Trump has pleaded not guilty to all charges brought against him by Smith.
Smith also put forth a “factual proffer,” which alleges Trump “resorted to crimes to try to stay in office” after losing to President Joe Biden in the 2020 presidential election.
“With private co-conspirators, the defendant launched a series of increasingly desperate plans to overturn the legitimate election results in seven states that he had lost—Arizona, Georgia, Michigan, Nevada, New Mexico, Pennsylvania, and Wisconsin,” Smith wrote in the filing.
“His efforts included lying to state officials in order to induce them to ignore true vote counts; manufacturing fraudulent electoral votes in the targeted states; attempting to enlist Vice President Michael R. Pence, in his role as President of the Senate, to obstruct Congress’s certification of the election by using the defendant’s fraudulent electoral votes; and when all else had failed, on January 6, 2021, directing an angry crowd of supporters to the United States Capitol to obstruct the congressional certification.”

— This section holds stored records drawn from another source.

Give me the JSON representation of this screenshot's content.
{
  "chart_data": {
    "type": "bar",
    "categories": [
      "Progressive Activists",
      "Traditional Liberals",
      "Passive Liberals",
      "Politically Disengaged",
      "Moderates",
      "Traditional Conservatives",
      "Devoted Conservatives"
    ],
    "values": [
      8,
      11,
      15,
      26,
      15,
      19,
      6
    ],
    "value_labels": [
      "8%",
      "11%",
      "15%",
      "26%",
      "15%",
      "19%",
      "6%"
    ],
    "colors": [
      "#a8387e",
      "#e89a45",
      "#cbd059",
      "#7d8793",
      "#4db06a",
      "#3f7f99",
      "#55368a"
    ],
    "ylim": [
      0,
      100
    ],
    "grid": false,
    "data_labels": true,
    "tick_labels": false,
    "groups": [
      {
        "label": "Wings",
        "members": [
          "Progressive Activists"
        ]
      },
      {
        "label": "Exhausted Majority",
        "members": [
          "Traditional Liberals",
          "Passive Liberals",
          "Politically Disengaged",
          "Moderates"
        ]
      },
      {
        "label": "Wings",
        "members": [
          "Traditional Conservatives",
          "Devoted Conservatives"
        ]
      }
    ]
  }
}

Smith alleges Trump and his co-conspirators attempted to interfere with the “federal government function by which the nation collects and counts election results, which is set forth in the Constitution and the Electoral Count Act (ECA); a conspiracy to obstruct the official proceeding in which Congress certifies the legitimate results of the presidential election; and a conspiracy against the rights of millions of Americans to vote and have their votes counted.”
A senior campaign adviser told Trump “on multiple occasions that various fraud claims were false,” Smith wrote.
“When our research and campaign legal team can’t back up any of the claims made by our Elite Strike Force Legal Team, you can see why we’re 0-32 on our cases,” the campaign adviser allegedly wrote. “I’ll obviously hustle to help on all fronts, but it’s tough to own any of this when it’s all just conspiracy s— beamed down from the mothership.”
Smith also asserted Trump and his lawyers “repeatedly changed the numbers in their baseless fraud allegations from day to day,” and “made up figures from whole cloth.”
Smith also wrote Trump “was on notice that there was no evidence of widespread election fraud in Arizona within a week of the election.” Also, Smith claimed Trump “had early notice that his claims of election fraud in Georgia were false.”
By the time Jan. 6 was on the calendar, Trump knew his “last hope” to overturn the results was “the large and angry crowd standing in front of him,” per Smith.
“So for more than an hour, the defendant delivered a speech designed to inflame his supports and motivate them to march to the Capitol. The defendant told the crowd many of the same lies he had been telling for months—privately and publicly, including to the officials in the targeted states—and that he knew were not true.”